Suffice it to say, there aren’t too many wealthy tour operators involved, but the Sherpas don’t get a dime if they don’t get to climb, and this also needs to be addressed as Everest becomes an even more popular tourist haunt.

Ralf Dujmovits, widely regarded as one of the world’s most experienced climbers, was horrified two years ago when he was making a solo descent after having to turn back in unexpectedly severe weather conditions. “I was at around 7,900 metres,” he said after getting home, “and saw in the distance on the Lhotse face a human snake, people cheek by jowl making their way up. There were 39 expeditions on the mountain at the same time, amounting to more than 600 people. I had never seen Everest that crowded before.

“I was thinking how absurd the scene was. Watching them, I had a strong feeling that not all of them would come back, and I wrote as much in my internet diary.

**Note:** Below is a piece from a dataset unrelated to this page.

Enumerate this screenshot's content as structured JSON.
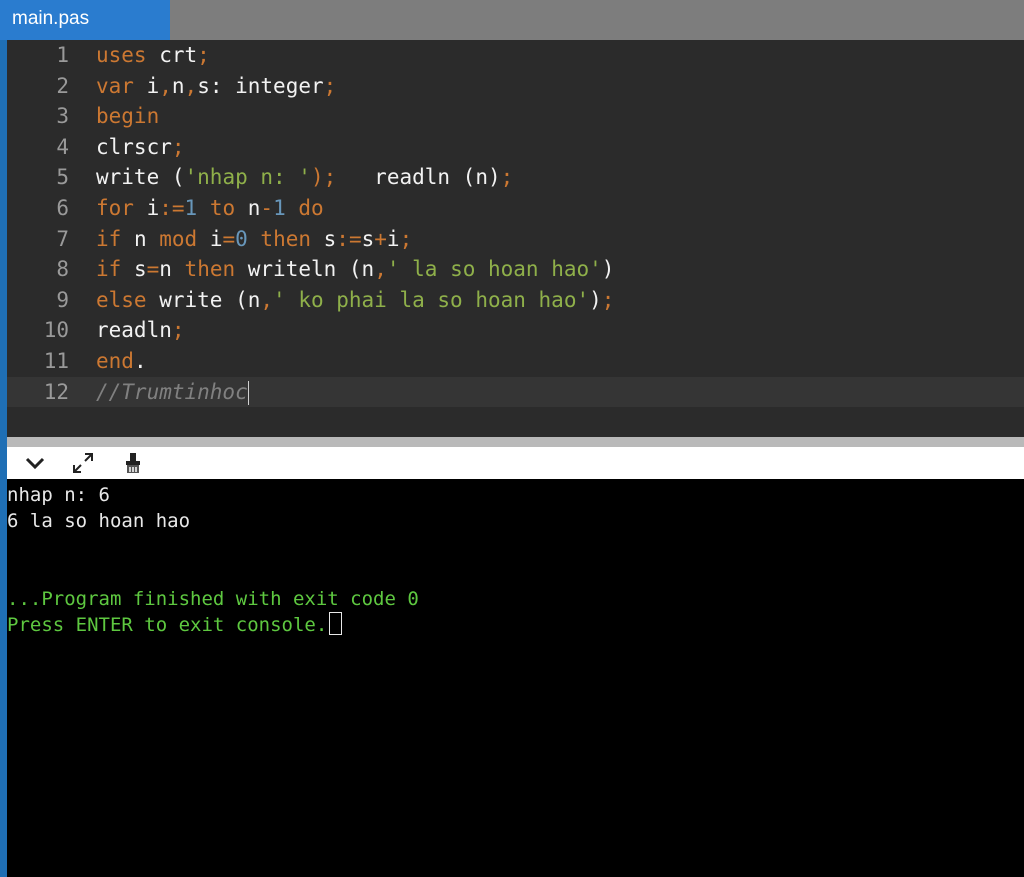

“That leaves you with a really oppressive feeling that some of the people in the picture would soon be dead. I was also filled with sadness [for] this mountain, for which I have immense respect together with the experienced Sherpas, that a great deal of that has been lost. People nowadays treat the mountain as if it was a piece of sporting apparatus, not a force of nature.”

His words proved prophetic – four people died on the mountain that weekend.

For the Sherpas, Everest is a holy place, not just a source of income, and both the mountain and they deserve huge levels of respect. And while Everest is no doubt breathing a sigh of relief now that the climbing has come to a stop, the Sherpas have some serious decisions to make.

The government, terrified that the money will stop flooding in, has dispatched officials to try to negotiate with the 400 Sherpas on strike and the feeling is that they will soon be back in business. Their demands for better compensation to families (they want it doubled) and a relief fund for injured parties are not unreasonable. But the prospect of having no money at all if they continue their protests is what will ultimately drive them to carry on carrying up the mountain.